Bugün onun adını her yere yazıyoruz, ama düşüncesini her yerden siliyoruz.
Oysa o, adının değil, düşüncesinin yaşaması gerektiğini söylemişti:
“Benim naçiz vücudum elbet bir gün toprak olacaktır, fakat Türkiye Cumhuriyeti ilelebet payidar kalacaktır.”
O, bir çağın şartlarına değil, insan aklının evrensel yasalarına dayanıyordu.
O yüzden düşüncesi eskimez.
Çünkü akıl, hiçbir çağın malı değildir.
Bugün bizden beklenen, Atatürk’ü yeniden “tarihe” değil, “geleceğe” yerleştirmektir.
Yani onu bir anma nesnesi değil, bir eylem rehberi olarak görmek.
Eğer o bilinci taşımıyorsak, 10 Kasım bir matem değil, bir ihanet gününe dönüşür.
Atatürk’ün bize bıraktığı en büyük miras, “nasıl ölünür” değil, “nasıl yaşanır” dersidir.
Onun hayatı, bir insanın kendi çağını nasıl aşabileceğinin kanıtıdır.
O yüzden her 10 Kasım’da asıl sorumuz şu olmalı:
Biz, kendi çağımızı aşmaya hazır mıyız?
Atatürk, ölümsüzlük iddiasında bulunmadı.
Ama ölümsüz bir uyanıklık tohumu ekti.
Bugün o tohumun filizlenip filizlenmediğini görmek için aynaya bakmamız yeterli.
Bu topraklar, düşünceyi kaybettiğinde geriler, vicdanı kaybettiğinde çöker.
Atatürk, hem aklı hem vicdanı aynı cümlede tutmayı başaran tek liderdir.
O yüzden onun adı, yalnız bir isim değil, bir denge noktasıdır.
10 Kasım’da susmak değil, düşünmek gerekir.
Çünkü susmak, Atatürk’ü anmak değil, onu unutmaktır.
Onu anlamak, heykeline değil, ufkuna bakmaktır.
Onu yaşatmak, ceketine rozet takmak değil, zihnine soru sormaktır.

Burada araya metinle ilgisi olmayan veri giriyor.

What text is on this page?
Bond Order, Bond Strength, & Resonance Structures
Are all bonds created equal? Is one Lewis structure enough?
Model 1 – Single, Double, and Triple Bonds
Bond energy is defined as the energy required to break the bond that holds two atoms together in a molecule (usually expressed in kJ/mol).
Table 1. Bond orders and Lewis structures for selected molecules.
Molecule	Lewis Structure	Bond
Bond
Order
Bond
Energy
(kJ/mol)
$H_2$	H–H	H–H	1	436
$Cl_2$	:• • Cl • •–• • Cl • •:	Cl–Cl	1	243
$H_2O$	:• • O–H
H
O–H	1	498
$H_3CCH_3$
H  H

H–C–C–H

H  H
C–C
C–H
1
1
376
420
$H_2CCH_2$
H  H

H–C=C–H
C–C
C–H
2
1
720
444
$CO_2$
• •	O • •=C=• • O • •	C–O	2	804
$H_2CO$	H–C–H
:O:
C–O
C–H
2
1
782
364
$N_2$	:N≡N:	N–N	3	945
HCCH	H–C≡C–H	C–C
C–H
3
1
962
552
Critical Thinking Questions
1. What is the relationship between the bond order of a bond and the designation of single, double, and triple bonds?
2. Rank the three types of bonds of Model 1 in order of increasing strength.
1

Bugün o soruların zamanı geldi:
“Biz hala aklı rehber ediniyor muyuz?”
“Cumhuriyet bize bir kimlik mi verdi, yoksa bir görev mi yükledi?”
“Ve biz o görevi gerçekten taşıyor muyuz?”

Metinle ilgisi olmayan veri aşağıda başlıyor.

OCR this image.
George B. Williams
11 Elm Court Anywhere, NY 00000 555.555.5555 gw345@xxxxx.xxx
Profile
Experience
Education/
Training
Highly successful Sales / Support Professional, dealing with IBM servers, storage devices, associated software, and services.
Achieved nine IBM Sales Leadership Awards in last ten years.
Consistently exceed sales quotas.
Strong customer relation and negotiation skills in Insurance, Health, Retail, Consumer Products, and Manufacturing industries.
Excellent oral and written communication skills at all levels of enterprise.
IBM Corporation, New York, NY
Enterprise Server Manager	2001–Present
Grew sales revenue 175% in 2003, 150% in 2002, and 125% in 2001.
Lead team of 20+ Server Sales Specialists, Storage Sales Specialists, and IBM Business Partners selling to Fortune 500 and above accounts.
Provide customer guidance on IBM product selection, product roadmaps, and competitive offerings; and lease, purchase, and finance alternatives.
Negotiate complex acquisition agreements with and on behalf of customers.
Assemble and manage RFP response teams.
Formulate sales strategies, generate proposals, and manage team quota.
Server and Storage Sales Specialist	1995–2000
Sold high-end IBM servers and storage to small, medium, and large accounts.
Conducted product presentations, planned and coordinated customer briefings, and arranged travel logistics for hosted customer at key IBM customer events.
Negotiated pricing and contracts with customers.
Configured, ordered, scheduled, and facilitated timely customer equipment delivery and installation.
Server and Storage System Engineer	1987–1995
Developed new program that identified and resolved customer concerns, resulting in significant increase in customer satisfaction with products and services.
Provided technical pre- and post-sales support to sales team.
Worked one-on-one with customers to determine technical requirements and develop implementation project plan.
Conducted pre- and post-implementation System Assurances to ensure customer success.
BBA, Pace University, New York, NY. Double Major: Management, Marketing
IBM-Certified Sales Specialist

Atatürk’ü anlamak, geçmişi yüceltmek değil; geleceği inşa etmektir.
O, bir dönem insanı değil; insan olmanın dönemini açan kişidir.
Bugün onu anlamak, onun gibi düşünmekle başlar.

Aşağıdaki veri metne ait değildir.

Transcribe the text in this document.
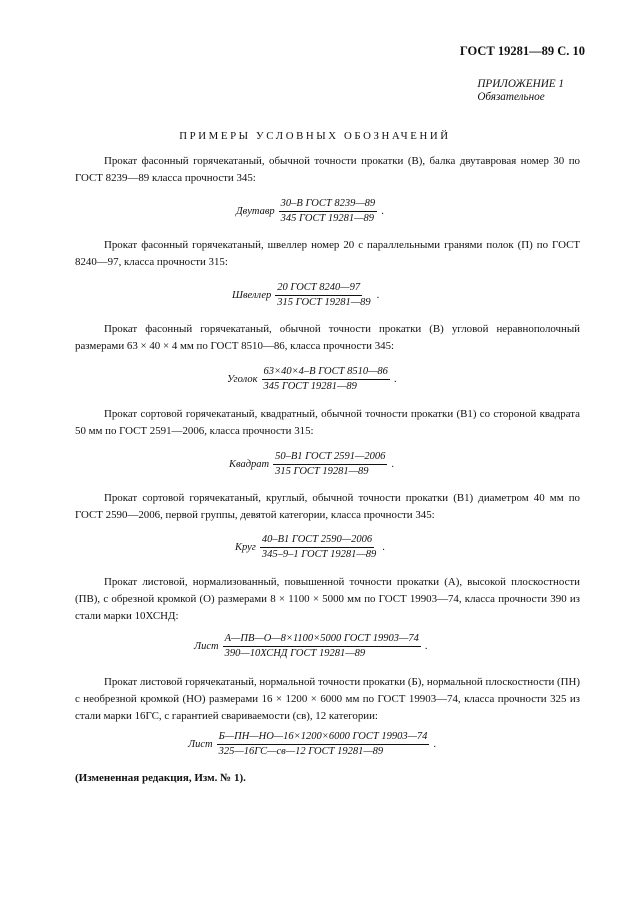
ГОСТ 19281—89 С. 10
ПРИЛОЖЕНИЕ 1
Обязательное
ПРИМЕРЫ УСЛОВНЫХ ОБОЗНАЧЕНИЙ
Прокат фасонный горячекатаный, обычной точности прокатки (В), балка двутавровая номер 30 по ГОСТ 8239—89 класса прочности 345:
Двутавр $\frac{\text{30–В ГОСТ 8239—89}}{\text{345 ГОСТ 19281—89}}$ .
Прокат фасонный горячекатаный, швеллер номер 20 с параллельными гранями полок (П) по ГОСТ 8240—97, класса прочности 315:
Швеллер $\frac{\text{20 ГОСТ 8240—97}}{\text{315 ГОСТ 19281—89}}$ .
Прокат фасонный горячекатаный, обычной точности прокатки (В) угловой неравнополочный размерами 63 × 40 × 4 мм по ГОСТ 8510—86, класса прочности 345:
Уголок $\frac{\text{63×40×4–В ГОСТ 8510—86}}{\text{345 ГОСТ 19281—89}}$ .
Прокат сортовой горячекатаный, квадратный, обычной точности прокатки (В1) со стороной квадрата 50 мм по ГОСТ 2591—2006, класса прочности 315:
Квадрат $\frac{\text{50–В1 ГОСТ 2591—2006}}{\text{315 ГОСТ 19281—89}}$ .
Прокат сортовой горячекатаный, круглый, обычной точности прокатки (В1) диаметром 40 мм по ГОСТ 2590—2006, первой группы, девятой категории, класса прочности 345:
Круг $\frac{\text{40–В1 ГОСТ 2590—2006}}{\text{345–9–1 ГОСТ 19281—89}}$ .
Прокат листовой, нормализованный, повышенной точности прокатки (А), высокой плоскостности (ПВ), с обрезной кромкой (О) размерами 8 × 1100 × 5000 мм по ГОСТ 19903—74, класса прочности 390 из стали марки 10ХСНД:
Лист $\frac{\text{А—ПВ—О—8×1100×5000 ГОСТ 19903—74}}{\text{390—10ХСНД ГОСТ 19281—89}}$ .
Прокат листовой горячекатаный, нормальной точности прокатки (Б), нормальной плоскостности (ПН) с необрезной кромкой (НО) размерами 16 × 1200 × 6000 мм по ГОСТ 19903—74, класса прочности 325 из стали марки 16ГС, с гарантией свариваемости (св), 12 категории:
Лист $\frac{\text{Б—ПН—НО—16×1200×6000 ГОСТ 19903—74}}{\text{325—16ГС—св—12 ГОСТ 19281—89}}$ .
(Измененная редакция, Изм. № 1).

Soru sormakla, risk almakla, değişmekle…
Her yıl aynı saatte duran o saat, aslında bize bir şeyi hatırlatır:
Zaman, aklını kullanan insan karşısında çaresizdir.
Mustafa Kemal Atatürk, bu çağın değil, her çağın insanıdır.
Çünkü o, yalnız bir ülkeyi değil, insan aklını özgürleştirdi.
Ve özgürleşmiş akıl, artık hiçbir zincire sığmaz.
Bugün Türkiye’nin önünde iki seçenek var:
Ya düşünmeyi terk edip geçmişin gölgesinde yaşamak ya da Atatürk gibi düşünerek kendi geleceğini yeniden inşa etmek.
Bu yüzden 10 Kasım, bir “veda” değil; her defasında yeniden başlayan bir “uyanış”tır.
Ve biz, her 10 Kasım sabahı o bilince dönüyorsak,
Atatürk ölmemiştir.




Çok güzel bir yazı olmuş.
Herşeye değinmiş
Çok açık ve net bir şekilde Atatürk ün kim olduğunu anlatmış.
Daha ne diyeyim
Yüreğine kalemine sağlık Mesut bey.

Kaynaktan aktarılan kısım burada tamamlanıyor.